By Lisa Gail Collins; Margo Natalie Crawford | Go to book overview

13
The Art of
Transformation
Parallels in the Black Arts and
Feminist Art Movements

Lisa Gail Collins

What we got to do is to dig into this thing that tugs at our souls—this blue yearning to make a
way of our own. Black people you are Black art.

—LARRY NEAL, "ANY DAY NOW: BLACK ART AND BLACK LIBERATION," 1969

I wanted to wed my skills to my real ideas and to aspire to the making of art that could clearly
reveal my values and point of view as a woman.

—JUDY CHICAGO, THROUGH THE FLOWER: MY STRUGGLE AS A WOMAN
ARTIST,
1975


BLACK POWE R/WOMAN'S LI BERATION

Similar utopian visions linked the Black Power and Women's Liberation Movements of the 1960s and 1970s.
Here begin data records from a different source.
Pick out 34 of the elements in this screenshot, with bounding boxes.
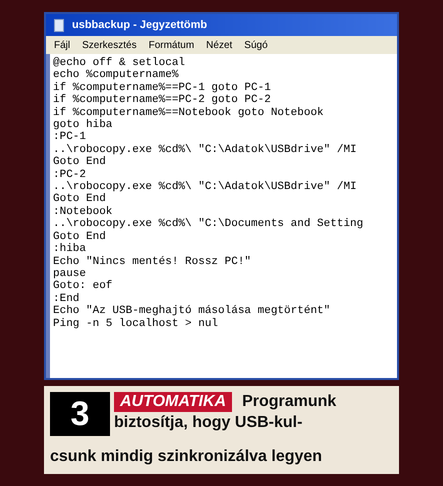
window-title: usbbackup - Jegyzettömb [72, 18, 208, 33]
caption-tag: AUTOMATIKA [114, 392, 232, 412]
code-line: Echo "Nincs mentés! Rossz PC!" [53, 256, 252, 268]
code-line: :PC-2 [53, 168, 88, 181]
code-line: if %computername%==PC-2 goto PC-2 [53, 94, 272, 107]
menu-item[interactable]: Szerkesztés [82, 38, 137, 52]
code-line: Goto End [53, 156, 107, 169]
code-line: :End [53, 292, 80, 305]
code-line: echo %computername% [53, 69, 180, 82]
code-line: Echo "Az USB-meghajtó másolása megtörtént" [53, 305, 332, 318]
caption-text: Programunk [242, 392, 336, 412]
code-line: :hiba [53, 243, 88, 256]
menu-item[interactable]: Nézet [206, 38, 232, 52]
menu-item[interactable]: Súgó [244, 38, 268, 52]
code-line: Goto End [53, 230, 107, 243]
menu-item[interactable]: Fájl [54, 38, 70, 52]
code-line: :PC-1 [53, 131, 88, 144]
code-line: :Notebook [53, 206, 114, 218]
caption-text: csunk mindig szinkronizálva legyen [50, 447, 324, 467]
code-line: pause [53, 268, 88, 280]
code-line: Goto: eof [53, 280, 114, 293]
code-line: ..\robocopy.exe %cd%\ "C:\Adatok\USBdrive" /MI [53, 144, 358, 156]
code-line: @echo off & setlocal [53, 57, 186, 69]
code-line: goto hiba [53, 119, 114, 132]
caption-text: biztosítja, hogy USB-kul- [114, 413, 304, 433]
code-line: Ping -n 5 localhost > nul [53, 318, 220, 330]
code-line: ..\robocopy.exe %cd%\ "C:\Adatok\USBdrive" /MI [53, 181, 358, 194]
code-line: ..\robocopy.exe %cd%\ "C:\Documents and Setting [53, 218, 364, 231]
code-line: if %computername%==PC-1 goto PC-1 [53, 82, 272, 94]
menu-item[interactable]: Formátum [148, 38, 194, 52]
code-line: Goto End [53, 193, 107, 206]
figure-number: 3 [50, 392, 110, 436]
notepad-icon [54, 18, 64, 32]
code-line: if %computername%==Notebook goto Notebook [53, 106, 325, 119]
Passionate participants in both struggles ardently imagined a world where they would thrive, be safe, and feel connected, authentic, and whole. Holding these honest aspirations close, activist-participants worked tirelessly to realize them by transforming the dominant social order. Both Black Power and Women's Liberation agitators struggled to unite and mobilize the people they saw as their allies and kin in order to dismantle oppressive power relations, redistribute wealth and other resources, gain value and legitimacy, and design a new and just destiny. While Black Power advocates saw their primary goal as defeating white supremacy and feminist advocates saw their primary goal as overthrowing patriarchy, or male supremacy, activists in both struggles shared a common goal for their imagined allies and kin—social and psychological liberation and freedom from oppression.

The Black Power and Women's Liberation Movements, as well as their cultural corollaries the Black Arts and Feminist Art Movements, closely resembled each other; both movements shared similar traits, tendencies, tactics, and goals.